Die Hersteller der Drohne Euro Hawk, Northrop Grumman , hat im Streit um das gestoppte Rüstungsprojekt dem Verteidigungsministerium widersprochen. Berichte über Schwierigkeiten mit dem Flugleitsystem sowie über ausufernde Kosten im Zusammenhang mit der Zertifizierung seien falsch, heißt es in einer Erklärung, die der US-Konzern Northrop Grumman auch im Namen des europäischen Unternehmens EADS und der deutschen Euro Hawk GmbH veröffentlichte.

Medien hatten unter Berufung auf das Ministerium berichtet, die Zulassung der Drohne für den europäischen Luftraum habe die Kosten für das Projekt nach oben getrieben. 
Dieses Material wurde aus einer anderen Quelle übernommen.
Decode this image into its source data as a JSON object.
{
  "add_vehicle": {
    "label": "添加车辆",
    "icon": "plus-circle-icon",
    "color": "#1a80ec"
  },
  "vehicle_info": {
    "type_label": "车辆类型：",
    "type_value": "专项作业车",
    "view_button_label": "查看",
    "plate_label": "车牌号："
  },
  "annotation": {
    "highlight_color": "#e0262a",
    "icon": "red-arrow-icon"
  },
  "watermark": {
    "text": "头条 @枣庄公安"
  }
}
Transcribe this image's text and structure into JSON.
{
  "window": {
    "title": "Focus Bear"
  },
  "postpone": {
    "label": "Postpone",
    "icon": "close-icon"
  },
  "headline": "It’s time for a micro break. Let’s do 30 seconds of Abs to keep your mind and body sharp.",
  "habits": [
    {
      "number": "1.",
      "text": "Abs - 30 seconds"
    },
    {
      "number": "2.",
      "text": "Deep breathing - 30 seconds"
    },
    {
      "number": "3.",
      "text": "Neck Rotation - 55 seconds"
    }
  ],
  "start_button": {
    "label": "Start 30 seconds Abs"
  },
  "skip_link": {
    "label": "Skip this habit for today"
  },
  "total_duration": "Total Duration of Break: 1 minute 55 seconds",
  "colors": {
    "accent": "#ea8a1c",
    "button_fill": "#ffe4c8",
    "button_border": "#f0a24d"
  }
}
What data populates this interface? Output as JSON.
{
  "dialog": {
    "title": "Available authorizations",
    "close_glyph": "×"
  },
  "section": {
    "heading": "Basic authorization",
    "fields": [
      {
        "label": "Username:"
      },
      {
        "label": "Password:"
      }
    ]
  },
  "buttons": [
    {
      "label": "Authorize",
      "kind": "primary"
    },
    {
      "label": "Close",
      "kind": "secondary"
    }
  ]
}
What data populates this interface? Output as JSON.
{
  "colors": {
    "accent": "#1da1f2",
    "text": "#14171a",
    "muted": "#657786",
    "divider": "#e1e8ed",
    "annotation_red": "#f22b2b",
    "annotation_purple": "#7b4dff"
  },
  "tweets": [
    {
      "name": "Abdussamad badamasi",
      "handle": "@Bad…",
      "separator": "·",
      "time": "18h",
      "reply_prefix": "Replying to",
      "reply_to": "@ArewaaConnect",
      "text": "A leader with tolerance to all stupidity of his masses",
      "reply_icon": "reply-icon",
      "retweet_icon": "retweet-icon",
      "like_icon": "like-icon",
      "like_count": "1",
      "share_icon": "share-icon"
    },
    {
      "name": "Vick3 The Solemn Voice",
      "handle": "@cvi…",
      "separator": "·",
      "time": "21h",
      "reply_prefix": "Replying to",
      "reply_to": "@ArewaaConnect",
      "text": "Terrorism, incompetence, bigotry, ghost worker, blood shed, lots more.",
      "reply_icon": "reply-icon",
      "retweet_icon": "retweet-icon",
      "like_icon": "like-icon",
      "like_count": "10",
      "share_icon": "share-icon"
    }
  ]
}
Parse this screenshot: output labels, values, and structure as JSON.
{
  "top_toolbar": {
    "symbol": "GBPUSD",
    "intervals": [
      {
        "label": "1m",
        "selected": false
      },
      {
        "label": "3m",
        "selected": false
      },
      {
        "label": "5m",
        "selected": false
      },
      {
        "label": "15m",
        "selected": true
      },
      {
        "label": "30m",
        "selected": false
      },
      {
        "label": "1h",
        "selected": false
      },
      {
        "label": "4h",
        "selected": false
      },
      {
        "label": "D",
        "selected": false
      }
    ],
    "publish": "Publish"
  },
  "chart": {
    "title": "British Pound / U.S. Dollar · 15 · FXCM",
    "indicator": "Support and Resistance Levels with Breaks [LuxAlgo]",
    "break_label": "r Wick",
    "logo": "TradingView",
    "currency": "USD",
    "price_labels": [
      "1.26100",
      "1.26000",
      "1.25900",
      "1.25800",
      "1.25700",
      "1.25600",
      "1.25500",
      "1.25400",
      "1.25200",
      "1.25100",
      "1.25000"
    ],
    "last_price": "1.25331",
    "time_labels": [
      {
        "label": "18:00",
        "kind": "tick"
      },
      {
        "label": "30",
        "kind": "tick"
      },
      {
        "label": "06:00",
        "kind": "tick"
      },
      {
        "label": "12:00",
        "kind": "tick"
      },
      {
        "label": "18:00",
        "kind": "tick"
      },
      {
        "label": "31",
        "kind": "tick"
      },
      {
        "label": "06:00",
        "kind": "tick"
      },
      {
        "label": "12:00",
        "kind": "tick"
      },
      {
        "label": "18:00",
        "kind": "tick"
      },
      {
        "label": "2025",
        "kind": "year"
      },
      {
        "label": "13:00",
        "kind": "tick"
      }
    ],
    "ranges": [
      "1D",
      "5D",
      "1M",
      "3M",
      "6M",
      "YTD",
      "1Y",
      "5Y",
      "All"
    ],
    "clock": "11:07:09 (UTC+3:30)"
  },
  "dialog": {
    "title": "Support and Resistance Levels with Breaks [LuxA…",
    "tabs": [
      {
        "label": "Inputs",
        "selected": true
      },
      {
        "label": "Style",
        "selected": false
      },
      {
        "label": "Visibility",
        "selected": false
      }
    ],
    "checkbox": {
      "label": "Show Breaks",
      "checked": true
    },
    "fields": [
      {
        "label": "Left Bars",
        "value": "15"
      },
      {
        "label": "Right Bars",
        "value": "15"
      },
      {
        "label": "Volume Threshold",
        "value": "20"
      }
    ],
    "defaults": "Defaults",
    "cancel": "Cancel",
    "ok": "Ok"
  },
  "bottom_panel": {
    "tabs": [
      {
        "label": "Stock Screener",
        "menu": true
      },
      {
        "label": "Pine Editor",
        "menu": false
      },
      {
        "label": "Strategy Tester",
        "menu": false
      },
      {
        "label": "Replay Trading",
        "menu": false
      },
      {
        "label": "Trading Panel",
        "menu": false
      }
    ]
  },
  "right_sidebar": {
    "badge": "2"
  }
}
Verteidigungsminister Thomas de Maizière ( CDU ) hatte das Drohnen-Programm vor zwei Wochen aus Kostengründen gestoppt. Sein Haus hatte für die europäische Zulassung der Fluggeräte 500 bis 600 Millionen Euro zusätzlich veranschlagt. Nach Darstellung des Ministeriums wäre mit dieser Summe eine endgültige Zulassung noch nicht garantiert gewesen.

EADS stellt die Aufklärungstechnik für Euro Hawk. Das Ministerium will die nun in einem anderen Flugzeug nutzen. 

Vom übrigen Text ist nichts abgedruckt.